In August 2024, Michigan Metrology will celebrate our 30th anniversary in surface roughness measurement. Over the next months we will be taking a few trips down memory lane to remember how we got here, and some of the adventures we’ve had along the way!
The WYKO RST Plus 3D Optical Profiler brochure, 1994
The brochure pictured above recently surfaced in a drawer in our office. The RST was one of the first 3D optical profilers to incorporate both white light interferometry and phase-shifting interferometry, to measure rougher surfaces with amazing (for the time!) resolution. I was fortunate enough to have worked with the team on its development, and some of its precursors, as an employee at WYKO Corporation in the late 80s and early 90s.
The early days of WYKO in Arizona were an amazing, frenetic, and fruitful time. Innovations were being developed at a crazy pace, driven by new measurement requirements for optics, disk drives, and other applications, and by the faster, more powerful computers that were hitting the market every day.
WYKO’s earliest instruments used “phase-shifting interferometry” to measure very smooth optical surfaces. I got to be a “fly on the wall” for a lot of the earliest development. I was working on optical disk drives at IBM, and I was also a grad student in Jim Wyant’s group, visiting him for my reviews in the early “strip mall” WYKO offices.
I officially joined the WYKO team in 1988. At that time, WYKO had started producing the TOPO 3D, 3D phase-shifting system. It represented a major advancement, offering “3D” measurement, though it was limited to measuring smooth surfaces. We knew that if we could develop a system that could measure rougher surfaces, we could introduce precision measurement to many new fields. I recall one of my coworkers had a freshly honed engine block in the back of his pickup. He dragged his fingernail along the bore and said, “This is what we need to measure.” Prophetic!

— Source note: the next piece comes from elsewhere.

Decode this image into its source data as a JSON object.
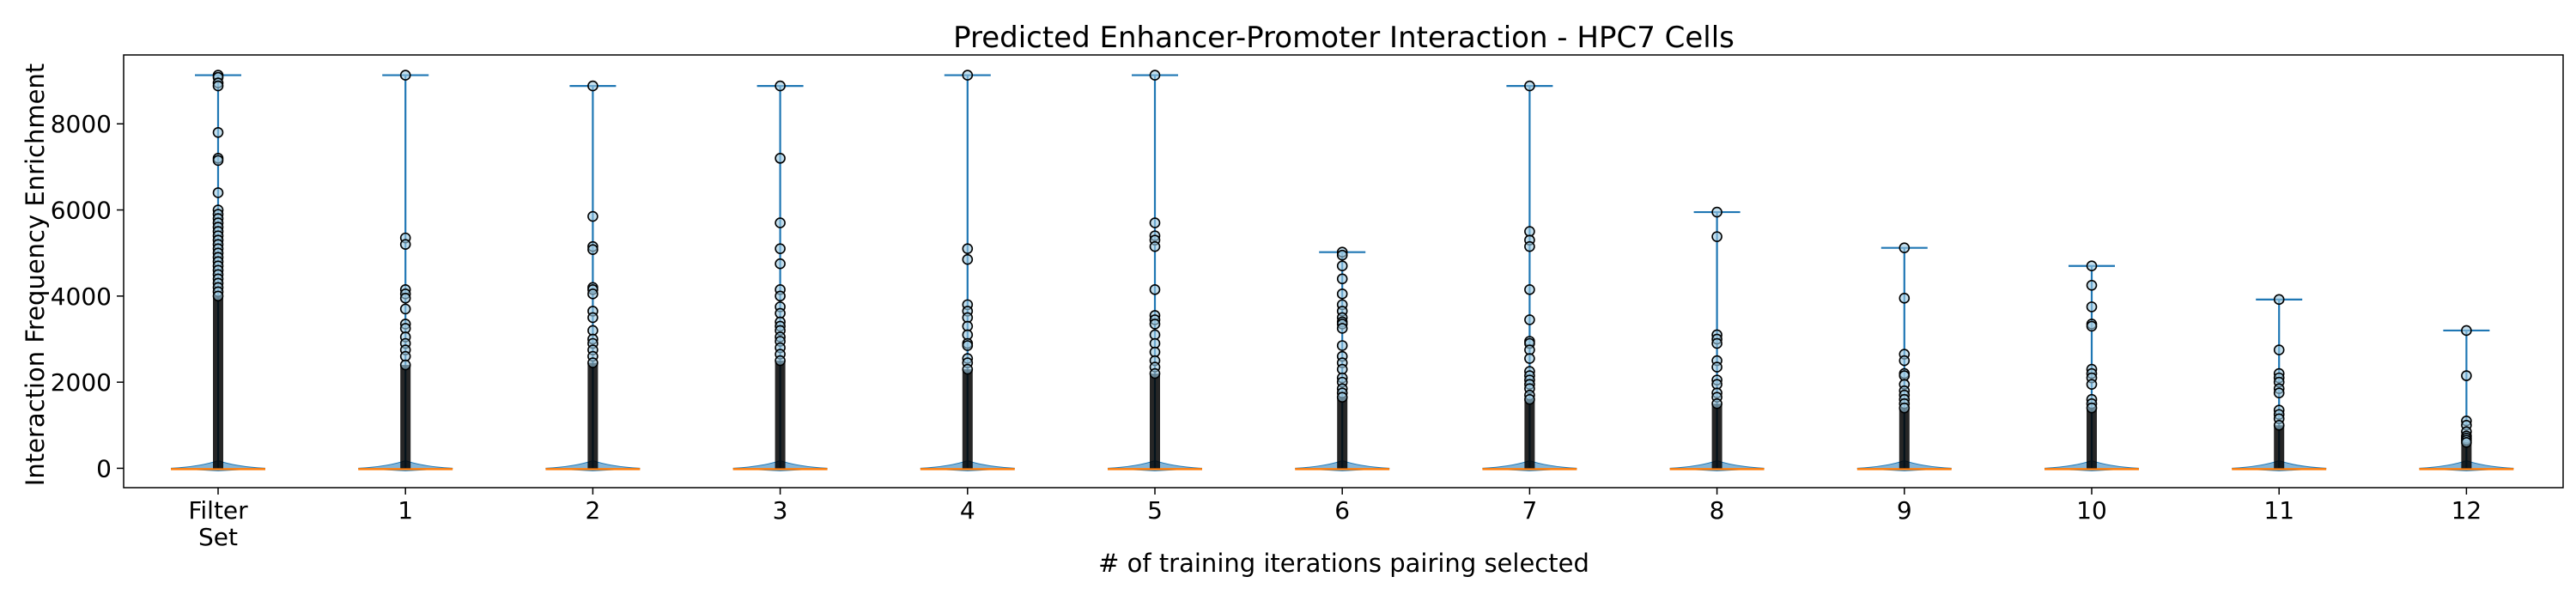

One of our first projects was developing an “autofocus” system. That team developed a method to scan the optical head vertically to find the best focus for a point—which we found we could do within a few nanometers! 1
A few years later, with some clever computing and engineering, the team developed a way to find the best focus for every pixel in the array, and to convert that information into a height map of the surface. “Vertical Scanning Interferometry” (VSI) was born.
The RST (and RST Plus) incorporated VSI as well as PSI, making it possible to accurately measure rough surfaces and small steps. We could now measure traditionally machined surfaces after processes like shot-peening, etching, etc. As a non-contact technology, the RST was also perfect for optics, disk drive components, semiconductors, MEMs, biological samples, and many other surfaces that could not be measured with a sharp stylus.
More from the RST Plus brochure, 1994.
As personal computers progressed, processing power became affordable and commonplace. The field of “3D optical profiling” matured rapidly. Measurement time decreased, scan range increased, and analysis capabilities grew to levels we had not fathomed just a few years earlier.
When I make measurements now with the powerful Bruker NPFlex in our office, I’m grateful to have been part of the team of engineers, scientists, machinists, and early adopters who helped make this technology a reality. I remember all of those animated conversations, late night development sessions, and scribbling on napkins that were the hallmarks of those early days. Those people made these amazing instruments—and Michigan Metrology—possible.
- Don Cohen
- Caber, P., Cohen, D. (1992). Effect of detector noise on the positioning accuracy of an autofocus system, Applied Optics, Vol. 31, No. 31, 6684.